Equivalent Course ANTH 553

LING 730 - Historical Linguistics
Credits: 3
Innovation in phonology, morphology, syntax, and semantics; evidence from texts, social and regional dialects; emphasis on theories of language change.
Prerequisites LING 600 and 610

LING 731 - History of English Language
Credits: 3 
The historical background of Modern English with attention to the major linguistic and cultural developments which distinguish English from other related languages. No prior knowledge of Old English or Middle English is required.
Equivalent Course ENGL 781

LING 732 - History of the French Language
Credits: 3 
Development of the French language from its origins to 1600.
Equivalent Course FREN 715

LING 733 - History of the German Language
Credits: 3 
Relationship of German to the other Germanic languages. Phonological and morphological development of German. Attention also to syntax, vocabulary, and dialects.
Equivalent Course GERM 705

LING 734 - History of the Spanish Language
Credits: 3 
Development of the language from its origins to the present day.
Equivalent Course SPAN 715

LING 740 - Introduction to Sociolinguistics
Credits: 3 
An examination of choices speakers in the same community make between styles, dialects, and languages; their association with social group memberships; speakers’ perceptions of interpersonal relationships.
Corequisite Prereq or coreq: LING 600
Prerequisites Prereq or coreq: LING 600

LING 742 - Analysis of Conversation
Credits: 3 
Types of interactive organization found within conversation and the methods and procedures used by participants to achieve order.
Equivalent Course ANTH 756

LING 744 - Language Contact Phenomena
Credits: 3 
The structural effects of contact between speakers of more than one language on the language involved. Borrowing, code-switching, convergence, language death, development of pidgins and creoles.
Prerequisites LING 600

LING 745 - Varieties of American English
Credits: 3 
Social and regional variation in American English since the colonial period.
Equivalent Course ENGL 782

LING 747 - Language as Social Action
Credits: 3
Examines language as a social, cultural, and political matrix.

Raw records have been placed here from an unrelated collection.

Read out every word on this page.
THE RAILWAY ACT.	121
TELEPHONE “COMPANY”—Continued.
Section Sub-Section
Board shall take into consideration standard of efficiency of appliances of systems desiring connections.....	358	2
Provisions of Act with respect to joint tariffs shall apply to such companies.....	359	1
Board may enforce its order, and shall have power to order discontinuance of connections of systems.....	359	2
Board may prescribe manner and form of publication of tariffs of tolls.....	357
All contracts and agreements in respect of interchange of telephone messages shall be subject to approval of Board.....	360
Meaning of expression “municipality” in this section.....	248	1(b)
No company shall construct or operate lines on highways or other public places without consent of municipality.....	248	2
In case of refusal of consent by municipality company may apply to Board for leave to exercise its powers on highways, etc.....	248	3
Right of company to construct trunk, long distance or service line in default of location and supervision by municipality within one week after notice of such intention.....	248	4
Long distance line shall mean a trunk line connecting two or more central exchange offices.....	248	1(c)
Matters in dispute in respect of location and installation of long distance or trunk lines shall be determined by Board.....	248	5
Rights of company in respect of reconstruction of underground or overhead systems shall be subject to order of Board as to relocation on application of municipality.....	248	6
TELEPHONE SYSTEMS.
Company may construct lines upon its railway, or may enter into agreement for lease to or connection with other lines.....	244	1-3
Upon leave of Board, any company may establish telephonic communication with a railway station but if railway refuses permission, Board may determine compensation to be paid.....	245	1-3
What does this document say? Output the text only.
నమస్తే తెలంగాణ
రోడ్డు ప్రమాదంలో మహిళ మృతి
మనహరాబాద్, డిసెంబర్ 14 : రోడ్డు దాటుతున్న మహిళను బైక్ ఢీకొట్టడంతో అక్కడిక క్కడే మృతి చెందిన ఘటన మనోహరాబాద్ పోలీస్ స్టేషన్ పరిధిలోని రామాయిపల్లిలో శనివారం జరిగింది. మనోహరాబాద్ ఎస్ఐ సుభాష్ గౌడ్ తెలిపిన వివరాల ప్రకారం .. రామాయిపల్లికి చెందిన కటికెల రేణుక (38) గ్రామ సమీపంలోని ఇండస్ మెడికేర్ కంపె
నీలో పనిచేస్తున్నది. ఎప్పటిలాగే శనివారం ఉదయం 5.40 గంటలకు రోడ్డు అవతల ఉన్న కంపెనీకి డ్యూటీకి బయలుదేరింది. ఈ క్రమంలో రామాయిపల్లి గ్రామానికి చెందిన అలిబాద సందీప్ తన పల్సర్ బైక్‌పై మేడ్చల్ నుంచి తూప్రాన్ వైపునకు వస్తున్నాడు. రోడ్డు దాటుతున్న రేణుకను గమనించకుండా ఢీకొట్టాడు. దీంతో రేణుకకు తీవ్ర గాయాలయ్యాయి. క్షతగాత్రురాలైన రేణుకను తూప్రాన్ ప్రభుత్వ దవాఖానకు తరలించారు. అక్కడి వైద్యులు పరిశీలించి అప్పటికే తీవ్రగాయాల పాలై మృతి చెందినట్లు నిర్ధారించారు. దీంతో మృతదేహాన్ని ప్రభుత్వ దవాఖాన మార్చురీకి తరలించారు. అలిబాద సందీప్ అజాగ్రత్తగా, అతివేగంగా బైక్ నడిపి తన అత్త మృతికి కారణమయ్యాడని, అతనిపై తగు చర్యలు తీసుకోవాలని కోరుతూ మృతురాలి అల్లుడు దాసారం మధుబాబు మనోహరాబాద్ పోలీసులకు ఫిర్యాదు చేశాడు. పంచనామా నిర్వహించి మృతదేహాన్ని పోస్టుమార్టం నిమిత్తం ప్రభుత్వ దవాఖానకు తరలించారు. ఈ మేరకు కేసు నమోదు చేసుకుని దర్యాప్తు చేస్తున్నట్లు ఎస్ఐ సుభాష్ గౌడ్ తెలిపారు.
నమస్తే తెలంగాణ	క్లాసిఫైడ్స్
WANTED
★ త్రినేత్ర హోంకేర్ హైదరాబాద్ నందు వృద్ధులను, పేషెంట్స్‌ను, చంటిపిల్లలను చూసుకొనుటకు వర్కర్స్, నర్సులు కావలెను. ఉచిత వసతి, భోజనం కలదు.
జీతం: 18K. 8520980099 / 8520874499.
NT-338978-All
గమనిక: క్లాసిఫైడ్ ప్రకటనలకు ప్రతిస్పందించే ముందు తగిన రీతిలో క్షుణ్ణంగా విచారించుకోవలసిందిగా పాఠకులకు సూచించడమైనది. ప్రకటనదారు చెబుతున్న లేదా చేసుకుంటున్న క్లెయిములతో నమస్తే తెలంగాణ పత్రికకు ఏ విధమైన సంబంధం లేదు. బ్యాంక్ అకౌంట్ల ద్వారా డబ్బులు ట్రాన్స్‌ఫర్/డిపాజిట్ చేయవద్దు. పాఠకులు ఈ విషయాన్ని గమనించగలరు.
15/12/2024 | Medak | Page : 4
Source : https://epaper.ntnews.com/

Topics include ideology, gender, race, power, agency, and resistance. Students will apply linguistic theories in their own analyses of everyday speech.
Equivalent Course ANTH 747

LING 748 - Introduction to Linguistic Anthropology
Credits: 3
A comprehensive introduction to linguistic anthropology, its relationship(s) to sociolinguistics, discourse analysis, and conversation analysis. Contributions made to social theory and theories of language and discourse will be understood. 
Prerequisites LING 600

LING 780 - Discourse Analysis
Credits: 3 
Underlying principles of how phonological, syntactic, and lexical features are organized above the sentence level; alternative choices of these features and how they contribute to the speaker’s/writer’s goals.
Prerequisites LING 600

LING 782 - Language Ideology: The Political Economy of Language Beliefs and Practices|
Credits: 3
Linguistic anthropological approaches that examine how ideological systems mediate social structures and Iinguistic /discursive forms and functions. Topics range from language and political economy, identity and identifications, institutions, and nation-building/nationalism.
Cross-listed Course: ANTH 782

LING 840 - Seminar in Language Variation
Credits: 3 
Current theories relevant to specialized consideration of the social functions of linguistic choices at any level of analysis; variation as a reflection of region and social group membership or interpersonal relationships.
Prerequisites consent of instructor

LING 805-A: Seminar in African-American English
Credits: 3
Examines linguistic features and expressive speech events associated with African American English (AAE).Topics include theories about its origins and development, and representations of the variety in literature, music, and the media.

LING 830 - Seminar in Historical Linguistics
Credits: 3 
Special topics in historical and comparative linguistics, such as historical phonology or syntax, Indo-European linguistics, and comparative Germanic or Romance linguistics.